Nothing had been said about Clytie Dodd. Carey had thanked his sister for the party and for taking so much trouble to make a pleasant evening, but he utterly ignored the presence of the girl who had been the cause of the whole affair. It was as if she had not been there. Mr. Copley had asked as he sat down to dinner the next evening after the birthday: “Where did you pick up that queer Dodd girl you had here?” and Cornelia had answered quite casually, as if it didn’t matter at all, “Oh, she was just a girl I thought perhaps we ought to know,” and slipped back into the kitchen to get the potatoes just as Carey entered the dining-room. He must have heard the conversation, and heard his father’s reply: “Well, I guess she’s not quite our sort, is she? I guess we can get along without her, can’t we?”—he made no comment, and began to talk at once eagerly about the new stone porch he was going to build. It appeared that he had discovered a lot of stone that was being dug from the street where they were putting down new paving, and it was to be had for little more than the carting away. Pat would let him have his truck at night, and he was going to bring the first load that very evening. Brand was coming around to help. Brand wanted to have a hand in the building.

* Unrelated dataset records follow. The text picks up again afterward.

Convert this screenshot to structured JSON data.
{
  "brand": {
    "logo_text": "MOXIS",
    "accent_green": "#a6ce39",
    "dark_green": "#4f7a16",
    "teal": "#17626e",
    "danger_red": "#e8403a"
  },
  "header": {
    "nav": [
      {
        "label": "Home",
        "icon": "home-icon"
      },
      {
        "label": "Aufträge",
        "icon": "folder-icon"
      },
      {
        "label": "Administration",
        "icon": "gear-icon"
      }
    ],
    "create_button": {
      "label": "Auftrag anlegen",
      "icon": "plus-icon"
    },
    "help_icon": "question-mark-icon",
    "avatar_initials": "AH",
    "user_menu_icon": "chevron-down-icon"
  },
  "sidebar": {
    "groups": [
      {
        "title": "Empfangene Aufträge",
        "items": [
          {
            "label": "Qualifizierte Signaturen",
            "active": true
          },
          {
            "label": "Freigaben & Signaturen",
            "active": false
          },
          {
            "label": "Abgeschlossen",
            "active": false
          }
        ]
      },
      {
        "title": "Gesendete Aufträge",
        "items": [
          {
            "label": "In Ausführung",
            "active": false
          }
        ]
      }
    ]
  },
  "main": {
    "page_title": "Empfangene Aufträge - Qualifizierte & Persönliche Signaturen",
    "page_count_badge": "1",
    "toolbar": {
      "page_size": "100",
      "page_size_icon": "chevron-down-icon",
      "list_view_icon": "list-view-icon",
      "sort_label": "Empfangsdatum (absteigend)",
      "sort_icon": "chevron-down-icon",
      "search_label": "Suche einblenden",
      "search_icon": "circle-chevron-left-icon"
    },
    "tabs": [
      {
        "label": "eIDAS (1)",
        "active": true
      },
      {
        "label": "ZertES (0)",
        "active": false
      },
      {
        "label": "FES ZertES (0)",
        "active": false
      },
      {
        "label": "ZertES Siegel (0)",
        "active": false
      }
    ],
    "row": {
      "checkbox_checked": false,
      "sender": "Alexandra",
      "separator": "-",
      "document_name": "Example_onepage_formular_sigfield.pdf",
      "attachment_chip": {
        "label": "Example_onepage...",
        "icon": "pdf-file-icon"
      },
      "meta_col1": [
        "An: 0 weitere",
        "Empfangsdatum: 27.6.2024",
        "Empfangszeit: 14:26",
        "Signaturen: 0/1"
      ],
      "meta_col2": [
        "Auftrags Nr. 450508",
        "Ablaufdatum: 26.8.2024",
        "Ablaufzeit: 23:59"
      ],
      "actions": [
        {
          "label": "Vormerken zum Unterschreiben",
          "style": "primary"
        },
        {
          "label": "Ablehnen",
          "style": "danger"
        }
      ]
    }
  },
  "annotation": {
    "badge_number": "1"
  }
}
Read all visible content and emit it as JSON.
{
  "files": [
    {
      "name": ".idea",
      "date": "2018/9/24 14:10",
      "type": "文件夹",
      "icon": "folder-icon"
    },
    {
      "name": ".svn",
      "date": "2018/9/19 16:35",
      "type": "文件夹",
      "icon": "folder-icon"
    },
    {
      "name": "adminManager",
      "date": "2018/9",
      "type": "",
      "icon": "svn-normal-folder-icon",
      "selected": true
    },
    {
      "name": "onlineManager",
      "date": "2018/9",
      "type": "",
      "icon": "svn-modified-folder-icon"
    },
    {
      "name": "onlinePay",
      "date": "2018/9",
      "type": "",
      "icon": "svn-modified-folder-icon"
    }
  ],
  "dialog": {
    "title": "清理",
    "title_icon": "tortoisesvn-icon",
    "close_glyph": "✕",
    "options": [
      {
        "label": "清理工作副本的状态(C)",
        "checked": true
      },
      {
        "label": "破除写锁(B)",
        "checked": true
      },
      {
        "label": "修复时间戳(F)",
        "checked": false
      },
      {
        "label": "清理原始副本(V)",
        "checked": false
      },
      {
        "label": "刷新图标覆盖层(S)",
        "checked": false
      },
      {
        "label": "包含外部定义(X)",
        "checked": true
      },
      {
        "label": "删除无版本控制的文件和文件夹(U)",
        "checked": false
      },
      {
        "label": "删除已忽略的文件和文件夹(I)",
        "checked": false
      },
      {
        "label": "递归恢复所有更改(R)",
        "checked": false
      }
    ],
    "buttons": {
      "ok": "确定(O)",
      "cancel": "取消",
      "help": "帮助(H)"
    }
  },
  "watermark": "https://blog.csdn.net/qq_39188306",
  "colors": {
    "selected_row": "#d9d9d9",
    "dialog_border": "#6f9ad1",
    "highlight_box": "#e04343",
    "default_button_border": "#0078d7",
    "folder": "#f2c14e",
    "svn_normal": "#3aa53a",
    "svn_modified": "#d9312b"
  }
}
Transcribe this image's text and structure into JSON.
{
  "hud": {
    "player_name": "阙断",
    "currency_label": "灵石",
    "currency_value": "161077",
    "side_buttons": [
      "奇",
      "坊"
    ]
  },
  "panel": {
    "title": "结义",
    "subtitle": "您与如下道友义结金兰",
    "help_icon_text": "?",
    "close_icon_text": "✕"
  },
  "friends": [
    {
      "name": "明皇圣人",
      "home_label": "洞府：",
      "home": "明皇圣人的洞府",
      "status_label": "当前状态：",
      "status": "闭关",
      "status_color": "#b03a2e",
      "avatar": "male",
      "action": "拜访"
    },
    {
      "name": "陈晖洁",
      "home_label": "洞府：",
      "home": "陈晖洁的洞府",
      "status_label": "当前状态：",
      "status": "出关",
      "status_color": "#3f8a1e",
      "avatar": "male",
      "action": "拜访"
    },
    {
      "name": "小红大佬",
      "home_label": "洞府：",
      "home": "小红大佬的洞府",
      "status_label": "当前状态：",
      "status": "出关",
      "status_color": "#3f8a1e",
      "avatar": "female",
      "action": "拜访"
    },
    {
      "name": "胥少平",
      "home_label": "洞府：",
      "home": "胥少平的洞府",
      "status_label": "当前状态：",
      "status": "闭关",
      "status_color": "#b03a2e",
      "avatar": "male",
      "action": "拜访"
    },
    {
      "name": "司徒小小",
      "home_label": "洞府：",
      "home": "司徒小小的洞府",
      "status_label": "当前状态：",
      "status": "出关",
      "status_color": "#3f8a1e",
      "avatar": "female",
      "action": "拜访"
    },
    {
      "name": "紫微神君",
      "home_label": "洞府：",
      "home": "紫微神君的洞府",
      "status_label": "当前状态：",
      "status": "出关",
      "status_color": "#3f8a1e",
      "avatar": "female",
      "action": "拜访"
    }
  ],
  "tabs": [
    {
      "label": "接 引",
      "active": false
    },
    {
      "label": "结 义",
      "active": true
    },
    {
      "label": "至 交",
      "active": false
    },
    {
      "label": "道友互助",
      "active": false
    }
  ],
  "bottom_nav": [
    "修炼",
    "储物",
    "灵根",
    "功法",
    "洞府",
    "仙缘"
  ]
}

Brand appeared soon after, coming breezily out to the dining-room without an invitation and sitting down for a piece of lemon pie as if he were a privileged friend of long standing. There was nothing backward about Brand. Yet somehow they all liked him, and Cornelia could see that Carey was pleased that they did. She felt a glow of thankfulness in her heart that it was possible to like one of Carey’s friends when the other one was so unspeakably impossible.

Brand took off his coat, and put on an old sweater of Carey’s; and they went off together after the truck. In a little while they were back with the first load of cobblestones, and worked till long after dark, load after load, piling them neatly between the sidewalk and the curb, till they had a goodly lot. Brand seemed as interested in that porch as if it were his own. After they took the truck back Brand came in again, and wanted to sing. They sang for nearly an hour; and, when he left, Cornelia felt as if they had fully taken over Brand as a part of their little circle. She couldn’t help wondering what his society mother and elegant sister would say if they knew where he had spent the last two evenings. Then she reflected that there were much worse places where he might spend them, and probably often did; and she began to take Brand into her thoughts and plans for the future with almost the same anxious care as she gave to Carey. Brand was a nice boy, and needed helping. He was too young to spend his time running around with girls like Clytie Dodd and taking joy rides with a gay crowd. She would make their little home a haven where Carey and his friends would at least be safe and happy. She could not give them anything elaborate in the way of entertainment; but there should always be a welcome, plenty of music, and something to eat.

Cornelia could see her father visibly brighten day by day as the week went by, and Carey seemed to stick to his task and spend his evenings at home. Brand had bought a pair of overalls and made blisters on his hands digging for the foundation of the stone porch; and every afternoon Carey came home from the garage at five o’clock and worked away with a will.

At this rate it did not take long for the wall to rise. It was level with the front door-step now, and Carey had put a plank across and a few stones for steps to go up and down.

It was late on Thursday afternoon, and Carey was hard at work trying to finish the front wall before dark. Brand’s racing-car was standing by the curb with the engine throbbing, and Brand himself was standing with one foot on the wall talking to Carey.

Cornelia had just come out with a plate of hot gingerbread for them, and was standing a moment watching them enjoy it when another car suddenly came down the hill and stopped in the road just in front of Brand’s car. A wriggling child in the front seat peered out curiously from beside the driver, and Cornelia had a glimpse of a fretful elderly woman’s face in the back seat. Then the door on the driver’s side of the car was opened and some one got out and came around. She hadn’t thought of its being Maxwell until he was in full view, and a soft flush came into her cheeks with the welcome light in her eyes.

“Come in and have a piece of hot gingerbread!” she called, holding out the plate.